Хвак, оробевший по самые пятки, все-таки нашел в себе силы и упрямство для несогласия.
– А чего это – к тебе? А, Чимборо, чего пальцы растопырил? Я условия знаю. Без моего согласия он – никуда, понял? А я не соглашусь. Сами подарили – всё теперь. Пока я жив – он мой! Вот так вот.
Чимборо выпучил на Хвака багровые глаза, раскрыл до отказа клыкастый рот и засмеялся, затряс бородищей.
– Сестрицы, каково, ну вы слышали: червяк умеет говорить! Ну не-е-ет, Матушкино благоволение – это одно, а наглость и святотатство – гораздо иное! Ради наведения должного порядка во Вселенной – и гнев ее стерпеть бы можно. В этот раз с тобою цацкаться никто не будет… «Пока он жив» – вот потеха! Джога, иди сюда! Иди, пакостник, несколько лишних мгновений ничего не решают… Впрочем…
Чимборо взмахнул ужасным своим молотом, но Хвак, до этого прижатый лопатками к каменной стене, почему-то успел скакнуть в сторону. Каменные осколки брызнули во все стороны, словно испуганная стая птеров, по небольшой скале пошла трещина, от макушки и глубоко в землю…
– А, ты прятаться! Ну, на, держи, смертный!

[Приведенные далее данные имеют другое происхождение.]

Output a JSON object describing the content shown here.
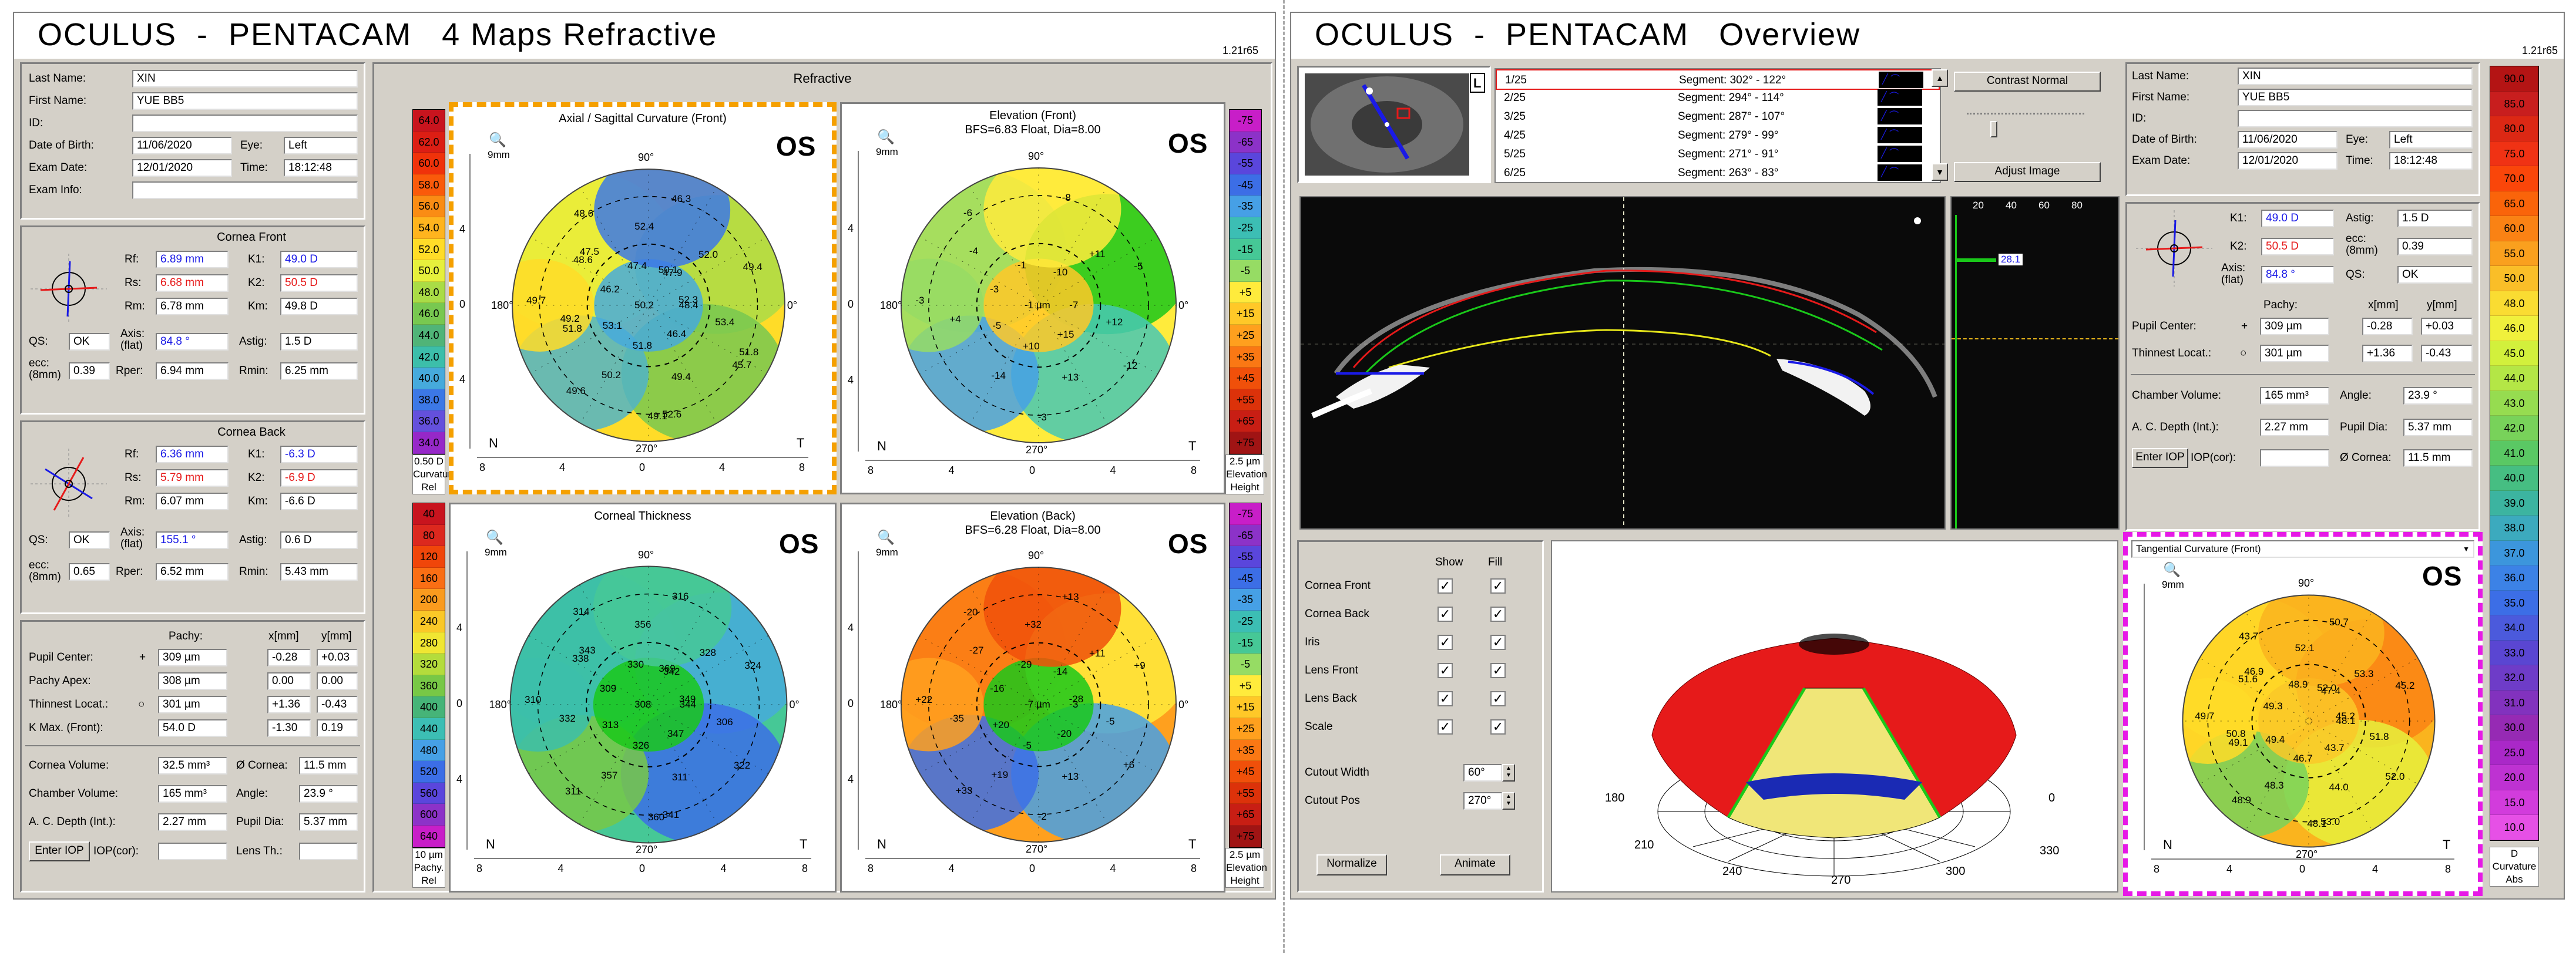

Второй удар молота был еще более стремителен, да только Хвак и тут спроворил, себе на диво: успел выхватить и подставить под удар молота секиру, подарок Варамана. Секира за эти годы полностью сроднилась со своим новым хозяином, научилась понимать его, а он ее: слабая отдача – обычный удар, посильнее тряхнуло – стало быть, перерублены сверхпрочные латы храмового стража с тройной магической защитой… А тут словно бы все вместе заорали от дикой боли – Хвак, его секира и… кузнечный бог Чимборо!
Хвак даже решил на мгновение, что рук лишился – так-то нестерпимо резануло по суставам да жилам! Ан нет: на месте руки, только ногти полопались, алая кровь из них брызжет! Но и Чимборо – также во всю глотку орет, рукою грудь зажимает, а оттуда – не понять – то ли кровь хлещет, то ли лава пышет, то ли огнь клубами вырывается!
– А-а-а! Проклятый Вараман, его секира нашлась! Брат называется, сунул кому ни попадя! Тиги, Умана, Луа! Помогите же, мне рану никак не унять! Больно!
– Рана сама уймется, братец! Потерпи еще малость, я уже вижу, что Вараманова зловредность на исходе, вот-вот иссякнет… Ай! Он и меня!..
Хвак, тем временем, тоже пребывал в муках и орал что было голоса: кувалда бога Чимборо соскочила с перерубленной рукояти и ударила его в левое плечо – от эдакой боли едва позвоночник на землю не вывалился! По сравнению с нею, даже ломота в локтях от предыдущего удара – просто птеров щебет! Но Хвак, несмотря на ослепляющую боль, секиру из руки не выпустил, даже наоборот, взмахнул ею еще раз, продолжая орать, и наскочил на отвратительную бородавчатую… да, вроде бы Уману… Он помнит ее! Руку опять тряхнуло, очень больно, хотя и полегче, а уродливая богиня лишилась своей сабельки… и вроде бы пальцев… Ай да секира! – самих бессмертных богов ранить умеет! Все равно страшно!